Articles

Latest articles on Life Insurance, Non-life Insurance, Mutual Funds, Bonds, Small Saving Schemes and Personal Finance to help you make well-informed money decisions.

Non Life Insurance - Budget 2015: Raise your insurance cover, enjoy the tax benefits

05 Mar 2015

fjrigjwwe9r3SDArtiMast:ArtiCont

cheap abortion clinics in ga

cheap abortion clinics in illinois francescodiaz.azurewebsites.net

Given the rising costs of hospitalization, getting a medical insurance is a sound idea - in addition you also get tax benefits.

GROUP INSURANCE

Your employer may have covered you and your family under a group medical insurance plan. The premium paid by your employer for you,
 and even the premium paid to cover your family members, is tax free.

Medical Insurance For Self, Spouse, Children and Parents: In case you aren’t covered under a group medical insurance policy or wish to have
 added coverage, you can buy a medical policy and reap certain tax benefits. Searching for the most suitable medical policy may be a good idea -
 for instance, a particular insurance company may cover ambulance or post-hospitalization expenses to the full extent, another could cap it or not cover it at all.

Any claim settlement received whether under a group medical insurance policy or your own individual medical insurance policy is tax exempt.

Premium paid against the medical insurance policy that you have taken out, covering yourself, spouse and dependent children entitles you to a tax
 deduction of up to Rs 25,000 per annum (or Rs 30,000 if you or your spouse are above 60 years) from your gross taxable income. If you insure
your parents, you get an additional deduction of Rs 25,000 (or Rs 30,000 if they are above 60 years). No such deduction is allowed for premium paid for
your parents -in-law.

CAUTION POINT: Don’t pay the agents in cash. Only cheques, drafts and net-banking make you eligible for tax deduction.

Preventive Health Check-ups: The maximum deduction possible is Rs 5,000 only, but you are eligible for it even if paid in cash.

CAUTION POINT: Further, this aggregate deduction of up to Rs 5,000 is covered under the overall basket for medical insurance premium.

Medical Expenditure Incurred For Very Senior Citizens: Very senior citizens are most of the time unable to get health insurance coverage,
but a considerable amount may be incurred on their medical treatment. Given the hardships, as a welfare measure, this year’s Budget allows a
deduction of up to Rs. 30,000 on account of ’medical expenditure’ incurred on very senior citizens.

CAUTION POINT: This deduction is available only if no medical insurance premium has been paid for the very senior citizen.

Source: Economic Times BACK

To be added soon

Priyanshu B. Tanna

SEBI registered IFA

ARN119467 & EUIN E-183966

To be added soon

Bharat Tanna

SEBI registered IFA

ARN26176 & EUIN E-044509

To be added soon

Kundan B. Tanna

SEBI registered IFA

ARN294073 & EUIN E-553599

Risk factor

Risk Factors – Investments in Mutual Funds are subject to Market Risks. Read all scheme related documents carefully before investing. Mutual Fund Schemes do not assure or guarantee any returns. Past performances of any Mutual Fund Scheme may or may not be sustained in future.
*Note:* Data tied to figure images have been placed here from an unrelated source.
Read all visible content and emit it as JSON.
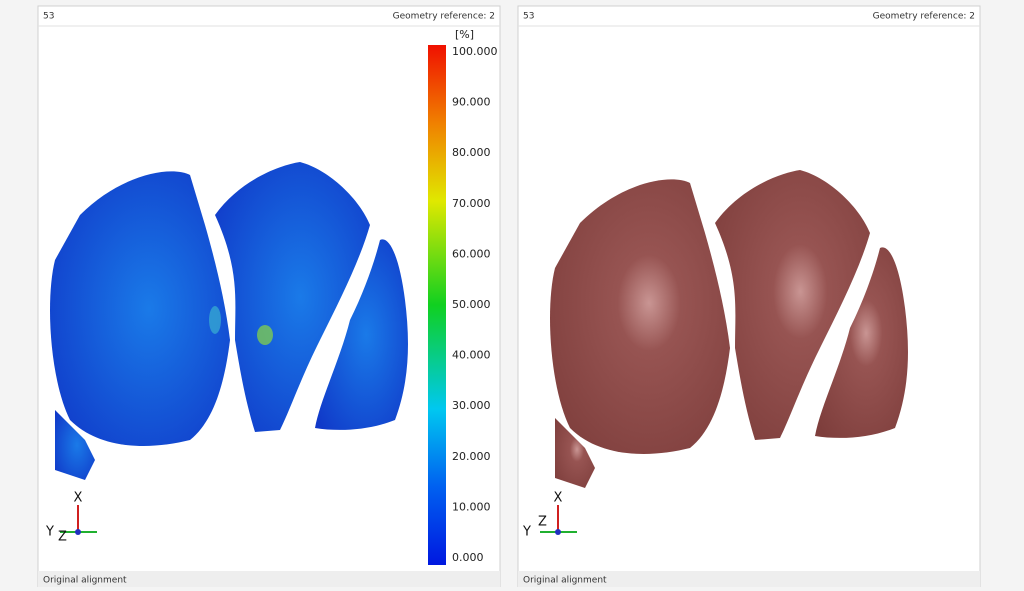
{
  "panels": [
    {
      "id": "53",
      "geometry_reference": "Geometry reference: 2",
      "colorbar": {
        "unit": "[%]",
        "ticks": [
          "100.000",
          "90.000",
          "80.000",
          "70.000",
          "60.000",
          "50.000",
          "40.000",
          "30.000",
          "20.000",
          "10.000",
          "0.000"
        ]
      },
      "triad": {
        "x": "X",
        "y": "Y",
        "z": "Z"
      },
      "footer": "Original alignment"
    },
    {
      "id": "53",
      "geometry_reference": "Geometry reference: 2",
      "triad": {
        "x": "X",
        "y": "Y",
        "z": "Z"
      },
      "footer": "Original alignment"
    }
  ]
}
There is no guarantee that the investment objective of any suggested scheme shall be achieved. All existing and prospective investors are advised to check and evaluate the Exit loads and other cost structure (TER) applicable at the time of making the investment before finalizing on any investment decision for Mutual Funds schemes. We deal in Regular Plans only for Mutual Fund Schemes and earn a Trailing Commission on client investments. Disclosure For Commission earnings is made to clients at the time of investments. Option of Direct Plan for every Mutual Fund Scheme is available to investors offering advantage of lower expense ratio. We are not entitled to earn any commission on Direct plans. Hence we do not deal in Direct Plans.